Em apenas 10 anos, a cidade, que era menor e mais poluída que São Paulo, tornou elétrica toda sua frota de ônibus e táxis. A qualidade do ar, a diminuição no consumo de combustível e a melhoria nas ilhas térmicas já podem ser percebidas por lá.
Para tratar de locomoção chinesa, faz sentido começar pelas bicicletas. Assim como na Holanda, esse é um sistema de mobilidade bastante tradicional, embora o tamanho das cidades dificulte sua utilização como alternativa exclusiva. Em razão disso, a China tem dado atenção às bikes compartilhadas, alugadas via aplicativos.
É possível somar esse modal nos trajetos e contar com ele para chegar até um ponto de ônibus ou metrô ou após descer dele. Além disso, como as bicicletas chinesas são elétricas, a solução se encaixa em deslocamentos maiores, uma vez que atingem até 25 quilômetros e não cansam o usuário.
Outra medida importante que segue ganhando adesão massiva é o carro elétrico, que tem ampliado seu mercado tanto em táxis quanto em veículos particulares. Isso ocorre graças à isenção de impostos e aos investimentos no desenvolvimento de novas tecnologias, o que permite uma demanda maior pelos serviços e o barateamento do custo final.
Mas os principais ganhos vêm dos veículos maiores: ônibus. Embora boa parte das cidades chinesas tenha metrôs movidos a eletricidade e que não impactam a malha viária superficial, esse é um modal com alto custo de implantação, por isso é frequente que os ônibus de trânsito rápido (BRT) sejam preferidos.
O modelo já é adotado em Pequim, capital do país, e em Guangzhou, que ganhou o Prêmio de Transporte Sustentável e o Prêmio Lighthouse da Organização das Nações Unidas (ONU).
O plano passa, agora, por eletrificar os BRTs. A tendência é que toneladas de dióxido de carbono deixem de ser emitidas, o que vai melhorar a qualidade do ar e a saúde da população e diminuirá gastos com combustíveis fósseis, tornando o transporte coletivo menos suscetível às contínuas crises do petróleo.
Por décadas, a China teve crescimento excepcional e um modelo produtivo pouco atento à questão ambiental.
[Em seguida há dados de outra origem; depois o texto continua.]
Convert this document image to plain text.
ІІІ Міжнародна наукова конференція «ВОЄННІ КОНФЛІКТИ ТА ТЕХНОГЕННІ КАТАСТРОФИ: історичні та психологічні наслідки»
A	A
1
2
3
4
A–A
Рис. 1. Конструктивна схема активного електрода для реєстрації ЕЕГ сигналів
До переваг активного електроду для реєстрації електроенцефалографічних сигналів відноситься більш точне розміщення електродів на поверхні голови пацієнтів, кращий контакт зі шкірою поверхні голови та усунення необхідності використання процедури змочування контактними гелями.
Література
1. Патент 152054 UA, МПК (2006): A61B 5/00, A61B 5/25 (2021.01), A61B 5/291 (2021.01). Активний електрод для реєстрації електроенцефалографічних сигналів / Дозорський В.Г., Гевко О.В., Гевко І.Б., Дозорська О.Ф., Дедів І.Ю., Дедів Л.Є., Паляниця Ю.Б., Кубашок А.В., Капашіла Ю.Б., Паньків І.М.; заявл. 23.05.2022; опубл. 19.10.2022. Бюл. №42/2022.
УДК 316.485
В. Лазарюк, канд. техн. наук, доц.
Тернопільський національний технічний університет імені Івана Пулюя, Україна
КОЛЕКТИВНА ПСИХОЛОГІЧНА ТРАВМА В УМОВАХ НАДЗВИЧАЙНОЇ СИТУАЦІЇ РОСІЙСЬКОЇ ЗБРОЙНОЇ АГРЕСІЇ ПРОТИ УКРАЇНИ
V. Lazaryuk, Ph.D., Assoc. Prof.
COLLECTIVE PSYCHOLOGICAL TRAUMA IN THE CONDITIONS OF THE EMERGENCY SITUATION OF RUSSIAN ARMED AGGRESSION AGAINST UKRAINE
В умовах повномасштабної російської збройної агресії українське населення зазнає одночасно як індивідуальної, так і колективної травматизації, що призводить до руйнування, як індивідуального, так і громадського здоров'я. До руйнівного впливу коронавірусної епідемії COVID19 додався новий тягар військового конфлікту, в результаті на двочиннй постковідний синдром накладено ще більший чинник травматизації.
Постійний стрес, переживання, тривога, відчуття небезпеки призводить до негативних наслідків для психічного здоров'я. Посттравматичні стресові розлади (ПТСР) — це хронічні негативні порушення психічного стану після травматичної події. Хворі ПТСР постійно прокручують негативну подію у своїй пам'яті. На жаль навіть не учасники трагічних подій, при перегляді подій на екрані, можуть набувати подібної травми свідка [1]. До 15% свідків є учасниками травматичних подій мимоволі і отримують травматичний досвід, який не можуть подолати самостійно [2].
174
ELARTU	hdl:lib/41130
Paradoxalmente, foi o desenvolvimento econômico promovido por essa dinâmica que permitiu ao país fazer os investimentos necessários para iniciar a substituição de uma economia agressiva em termos ambientais, sociais e econômicos por uma economia capaz de empregar saídas mais sustentáveis.
Segundo a antropóloga brasileira Rosana Pinheiro-Machado, que em seu doutorado se dedicou a compreender a transformação cultural da China, é justamente esse movimento combinado que explica como a nação asiática surge como uma potência deste século.
Foi o crescimento pautado nas exportações de artigos eletrônicos com preço acessível que gerou o milagre chinês: um longo período de crescimento econômico, suficiente para financiar outros modelos de desenvolvimento, a exemplo do que ocorre com as inovações no transporte coletivo.
Por isso, é provável que a China passe a ser referência de exportação de itens de alta tecnologia também em soluções urbanas: assim como smartphones capazes de concorrer com as gigantes do mercado, carros e ônibus elétricos tendem a se consolidar no rol de criações do país.
Resta saber como o impacto da covid-19 vai afetar as economias nacionais e em que ritmo elas serão capazes de absorver as inovações do país.
Fonte: BBC, ONU, Diálogo Chino.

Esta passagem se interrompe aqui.